– Если вы так относитесь к жизни – почему хотите, чтобы она по-другому относилась к вам? – ответил доктор.
– Вы так говорите о жизни, как будто она какое-то одушевлённое существо, – усмехнулся Морис, – обладающее, к тому же, логикой и чувством справедливости.
– Думаете, это не так?
– Думаю, что в этом слишком много надуманного. Я вот не верю ни в то, что жизнь логична, ни в то, что она справедлива.
– Многие говорят, что жизнь несправедлива. Я же нахожу, что жизнь в высшей степени справедлива, и то, что она оказывается несправедливой для тех, кто не верит в её справедливость, – является лучшим доказательством её справедливости. Если вы не цените жизнь – она рано или поздно вытрет о вас ноги.

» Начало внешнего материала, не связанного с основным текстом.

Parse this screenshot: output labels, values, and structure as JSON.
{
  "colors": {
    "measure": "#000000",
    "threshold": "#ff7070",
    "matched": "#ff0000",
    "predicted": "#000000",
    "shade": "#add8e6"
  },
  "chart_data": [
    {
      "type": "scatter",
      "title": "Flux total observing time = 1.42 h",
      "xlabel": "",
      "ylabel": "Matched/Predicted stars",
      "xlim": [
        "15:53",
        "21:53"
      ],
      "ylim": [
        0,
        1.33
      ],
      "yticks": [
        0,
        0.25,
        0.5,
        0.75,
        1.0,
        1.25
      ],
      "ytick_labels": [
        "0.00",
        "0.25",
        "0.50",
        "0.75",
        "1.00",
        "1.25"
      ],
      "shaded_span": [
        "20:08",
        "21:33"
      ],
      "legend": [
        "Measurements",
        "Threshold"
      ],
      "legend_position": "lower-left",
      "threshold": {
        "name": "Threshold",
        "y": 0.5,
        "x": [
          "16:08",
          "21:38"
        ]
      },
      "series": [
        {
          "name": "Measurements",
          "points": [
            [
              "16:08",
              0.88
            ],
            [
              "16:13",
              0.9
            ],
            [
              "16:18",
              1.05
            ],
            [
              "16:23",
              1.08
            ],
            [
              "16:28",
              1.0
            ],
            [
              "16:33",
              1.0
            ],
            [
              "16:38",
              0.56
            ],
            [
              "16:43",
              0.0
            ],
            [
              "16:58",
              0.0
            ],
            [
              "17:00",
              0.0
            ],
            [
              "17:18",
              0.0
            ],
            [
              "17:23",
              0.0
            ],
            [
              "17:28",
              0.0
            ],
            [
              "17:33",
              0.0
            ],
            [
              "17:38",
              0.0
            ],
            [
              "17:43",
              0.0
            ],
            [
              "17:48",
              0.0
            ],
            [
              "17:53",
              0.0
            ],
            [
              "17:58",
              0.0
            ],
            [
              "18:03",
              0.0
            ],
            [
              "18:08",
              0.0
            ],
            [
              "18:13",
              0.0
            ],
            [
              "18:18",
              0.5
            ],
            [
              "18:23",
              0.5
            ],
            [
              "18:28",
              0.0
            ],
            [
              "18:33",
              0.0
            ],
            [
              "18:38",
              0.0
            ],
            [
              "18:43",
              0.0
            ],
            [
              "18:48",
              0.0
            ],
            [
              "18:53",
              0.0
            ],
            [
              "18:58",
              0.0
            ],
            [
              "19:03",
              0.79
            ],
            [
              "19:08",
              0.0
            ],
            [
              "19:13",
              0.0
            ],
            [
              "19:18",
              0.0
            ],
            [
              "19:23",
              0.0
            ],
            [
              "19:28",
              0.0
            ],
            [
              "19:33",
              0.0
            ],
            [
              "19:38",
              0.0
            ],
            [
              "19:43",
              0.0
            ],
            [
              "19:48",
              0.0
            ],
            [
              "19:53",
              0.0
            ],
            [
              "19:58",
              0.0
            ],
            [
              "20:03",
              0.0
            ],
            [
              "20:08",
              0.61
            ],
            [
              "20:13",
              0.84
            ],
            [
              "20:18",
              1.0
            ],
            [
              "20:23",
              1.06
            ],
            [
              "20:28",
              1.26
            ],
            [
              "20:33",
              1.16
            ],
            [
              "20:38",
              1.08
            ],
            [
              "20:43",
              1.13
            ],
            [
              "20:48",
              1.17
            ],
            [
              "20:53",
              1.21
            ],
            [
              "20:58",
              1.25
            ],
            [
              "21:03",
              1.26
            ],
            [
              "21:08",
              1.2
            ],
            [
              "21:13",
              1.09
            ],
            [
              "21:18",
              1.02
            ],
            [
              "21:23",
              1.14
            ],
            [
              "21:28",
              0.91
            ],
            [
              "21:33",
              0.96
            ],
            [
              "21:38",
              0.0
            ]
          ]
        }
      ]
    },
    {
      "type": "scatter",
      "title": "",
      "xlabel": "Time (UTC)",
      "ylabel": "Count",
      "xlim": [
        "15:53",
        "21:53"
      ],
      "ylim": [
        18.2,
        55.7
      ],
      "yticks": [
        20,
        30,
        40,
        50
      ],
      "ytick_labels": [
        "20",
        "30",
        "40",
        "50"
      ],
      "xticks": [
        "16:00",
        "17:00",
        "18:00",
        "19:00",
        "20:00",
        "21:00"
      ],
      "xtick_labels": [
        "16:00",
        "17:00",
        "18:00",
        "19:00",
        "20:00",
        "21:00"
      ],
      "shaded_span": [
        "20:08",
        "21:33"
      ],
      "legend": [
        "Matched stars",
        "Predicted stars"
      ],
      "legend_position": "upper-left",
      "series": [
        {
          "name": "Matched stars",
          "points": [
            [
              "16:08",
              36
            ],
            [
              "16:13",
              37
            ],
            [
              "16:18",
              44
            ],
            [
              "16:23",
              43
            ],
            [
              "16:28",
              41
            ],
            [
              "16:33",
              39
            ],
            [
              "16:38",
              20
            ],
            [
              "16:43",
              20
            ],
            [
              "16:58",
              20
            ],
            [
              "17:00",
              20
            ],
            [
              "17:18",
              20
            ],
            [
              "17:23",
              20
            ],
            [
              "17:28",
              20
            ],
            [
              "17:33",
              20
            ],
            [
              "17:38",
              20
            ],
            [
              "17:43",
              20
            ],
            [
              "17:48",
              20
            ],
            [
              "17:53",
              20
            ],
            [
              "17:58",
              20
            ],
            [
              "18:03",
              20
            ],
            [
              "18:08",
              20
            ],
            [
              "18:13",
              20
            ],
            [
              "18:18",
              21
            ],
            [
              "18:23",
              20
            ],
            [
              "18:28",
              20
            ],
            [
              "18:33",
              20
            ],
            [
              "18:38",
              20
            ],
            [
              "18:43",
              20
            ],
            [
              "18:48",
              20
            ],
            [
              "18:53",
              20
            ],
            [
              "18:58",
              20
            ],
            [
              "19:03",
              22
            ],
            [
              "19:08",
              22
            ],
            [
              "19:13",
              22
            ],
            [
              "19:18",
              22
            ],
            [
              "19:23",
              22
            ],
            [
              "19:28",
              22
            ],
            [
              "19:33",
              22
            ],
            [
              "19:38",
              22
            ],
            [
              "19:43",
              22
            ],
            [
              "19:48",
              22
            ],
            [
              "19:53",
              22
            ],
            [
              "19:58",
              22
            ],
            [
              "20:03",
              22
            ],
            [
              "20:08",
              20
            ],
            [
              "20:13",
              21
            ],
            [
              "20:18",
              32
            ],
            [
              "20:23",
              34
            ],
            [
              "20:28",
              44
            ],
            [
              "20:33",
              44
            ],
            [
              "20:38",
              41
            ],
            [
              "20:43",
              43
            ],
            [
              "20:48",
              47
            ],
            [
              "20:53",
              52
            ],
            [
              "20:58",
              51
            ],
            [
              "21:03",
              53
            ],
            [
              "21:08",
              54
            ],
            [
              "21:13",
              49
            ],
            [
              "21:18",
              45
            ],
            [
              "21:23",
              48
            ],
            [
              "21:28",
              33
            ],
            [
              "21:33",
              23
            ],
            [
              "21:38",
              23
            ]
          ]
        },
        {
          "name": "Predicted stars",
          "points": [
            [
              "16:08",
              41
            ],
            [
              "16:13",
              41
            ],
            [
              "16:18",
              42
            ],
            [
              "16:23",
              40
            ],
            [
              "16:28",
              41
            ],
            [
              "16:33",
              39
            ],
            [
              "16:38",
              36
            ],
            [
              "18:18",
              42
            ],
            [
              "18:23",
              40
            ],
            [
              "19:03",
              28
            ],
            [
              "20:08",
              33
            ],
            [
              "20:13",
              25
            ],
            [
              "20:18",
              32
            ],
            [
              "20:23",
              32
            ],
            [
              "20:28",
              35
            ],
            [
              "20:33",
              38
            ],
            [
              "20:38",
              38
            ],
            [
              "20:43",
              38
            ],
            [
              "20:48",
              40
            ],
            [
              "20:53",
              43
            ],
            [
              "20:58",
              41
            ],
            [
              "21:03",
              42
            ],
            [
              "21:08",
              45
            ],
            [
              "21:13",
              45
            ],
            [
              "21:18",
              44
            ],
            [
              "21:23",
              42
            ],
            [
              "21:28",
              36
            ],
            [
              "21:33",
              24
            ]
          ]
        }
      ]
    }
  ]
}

– Но многие люди её ценят, и с ними всё равно случаются несправедливые вещи, – возразил Морис. В памяти встало добродушное, весёлое лицо Эрванда-Старшего. Аккуратные стеллажи книжного магазина, между которыми он любил бегать ребёнком. И другая картина – страшная, которую он обычно предпочитал не вспоминать.
Доктор покачал головой.
– Разве вы можете видеть все причинно-следственные связи явлений на всех уровнях информационной структуры, чтобы судить о том, справедливо или нет случившееся? Вы даже картину своей судьбы не можете видеть целиком – так как можете рассуждать о судьбе других людей?
– Вы имеете в виду – человек всегда получает то, что заслуживает? Даже когда он не подозревает, что заслужил именно это и почему?
– А вы не беспокоитесь за своего брата? Ведь сейчас время позднее, а он, говорите, «шляется» невесть где. Почему бы вам не поинтересоваться, что с ним?
– Это совет?
– Да, вы же попросили. Я не отказываю в просьбе, когда меня просят напрямую. Позвоните брату. Прямо сейчас.
Морис заколебался. Вынул из кармана жилета меатрекер. На дисплее светился пропущенный вызов. Глянул. Тэйсе. Сердце кольнуло. Брат обычно звонил ему только затем, чтобы заявить, что не придёт ночевать – всегда безопеляционным, вызывающим тоном. Морис представил этот полупьяный голос на фоне хриплого говора его дружков и взрывов смеха, бросил меатрекер обратно в карман.
– Не сейчас, пожалуй.
Поднял голову, почувствовав на себе взгляд. Зелёные глаза собеседника смотрели на него очень пристально.
– Извините.
– Мне не в чем вас извинять. Вы вольны делать что вам угодно.
Морис вздохнул. Когда они прощались, ему показалось, что в ясных, нефритовых глазах его странного собеседника скользнула тень сожаления. А быть может, это была просто игра света и тени.
***
Снежная ночь кралась по улицам Анвера, залегла глубокими тенями Госпитального сада. Старинное здание госпиталя было погружено в тишину и во тьму, и лишь в одиноком окне флигеля горел свет.
Вечность – она другая, чем ты себе представлял, когда она казалась тебе невозможной.